You wretched child of a human,
Who the world's path shall wander,
Consider yourself mortal, and see
Now how it is for others,
Your haughtiness and what
Your world built in the name of bliss.
Here is found a poor farmer
Who would like to rest with those
Of higher station.
These plentiful bones
All have here a haven.

The dead did not lie long in the grave they were lowered in. After some years - about three - they were taken out of the graves, the coffins emptied, and their contents shoveled into the bone basket with all the muscles, tendons, etc. so the air and the sun would dry them. The bones then sank down through the bottom of the bone basket into a walled cellar in the ground.

After Lars' death an estate inventory was held at the Hilli home in Korplax village. From his first marriage were daughters Anna Maria, married to Zachris Thomas-son, Catharina, married to Anders Porko, Magdalena, married to Gabriel Rönberg and Helena, married to Fenrich Humble. From the second marriage were daughters Maria, married to Jakob Harald, and Anna Catharina married to Hans Härmälä. There were also sons Anders, Isak, Johan and Nathanael, plus three minor daughters.

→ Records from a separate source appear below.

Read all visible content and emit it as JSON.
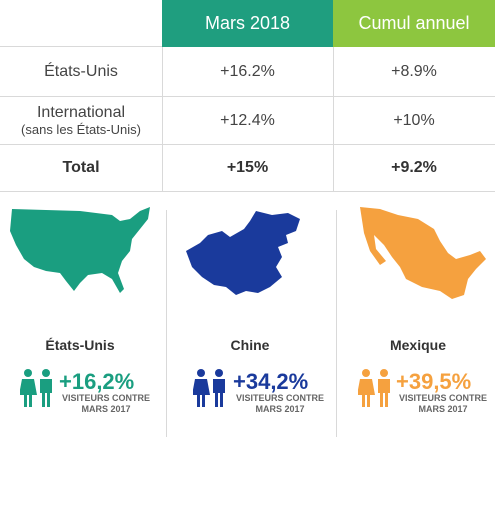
{
  "table": {
    "header": [
      "Mars 2018",
      "Cumul annuel"
    ],
    "rows": [
      {
        "label": "États-Unis",
        "cells": [
          "+16.2%",
          "+8.9%"
        ]
      },
      {
        "label": "International",
        "sublabel": "(sans les États-Unis)",
        "cells": [
          "+12.4%",
          "+10%"
        ]
      },
      {
        "label": "Total",
        "cells": [
          "+15%",
          "+9.2%"
        ]
      }
    ]
  },
  "countries": [
    {
      "name": "États-Unis",
      "change": "+16,2%",
      "note": [
        "VISITEURS CONTRE",
        "MARS 2017"
      ]
    },
    {
      "name": "Chine",
      "change": "+34,2%",
      "note": [
        "VISITEURS CONTRE",
        "MARS 2017"
      ]
    },
    {
      "name": "Mexique",
      "change": "+39,5%",
      "note": [
        "VISITEURS CONTRE",
        "MARS 2017"
      ]
    }
  ]
}
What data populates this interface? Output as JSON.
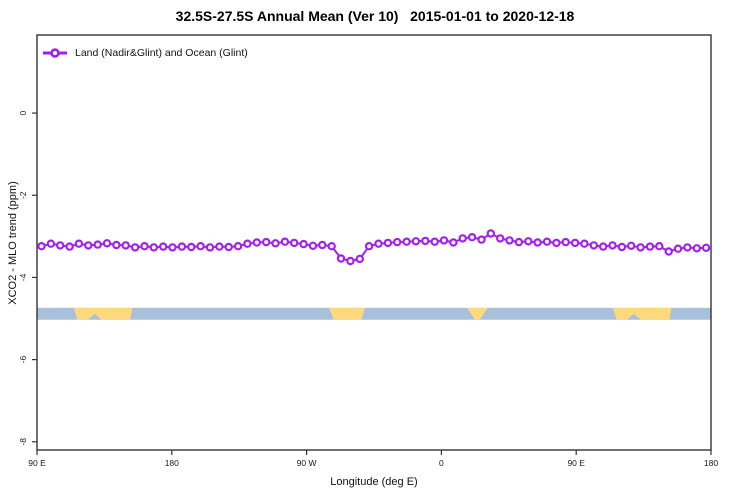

Among the personal property items of his estate were a silver bowl and mug, Russian rubles and Swedish Karoliners, schnapps boiler, 4 pewter bowls, 6 flat pewter plates, 1 pewter beer pot, and many iron tools. There were also many fishing instruments: a large seine; 13 herring nets, 33 whitefish nets, bream nets, 28 pike hoop nets and 16 string bags. In addition, he left a sea boat with sail, 2 net boats, 1 skiff, a fish house and a little net house. Evidently he had no interest in books, leaving only a Bible and two psalmbooks. Among the livestock were 3 horse, 17 cattle and 17 sheep. There was also an old leather saddle, now in the Museum of History in Vasa, and silver spurs at the Österbotten Historical Museum in Vasa. There was not much furniture except for a drop-leaf table and 10 old chairs. His widow received wearing apparel, bed clothing and 1/3 of his holdings. She outlived her husband by 14 years and died 11 August 1782 at age 76. Her estate was sold at auction and the sum shared with her heirs who were: Granlund, Anders Hilli, Harald, Väster, Porko, Hans Möller, Friis, Härmälä, Merijärvi and Härmälä.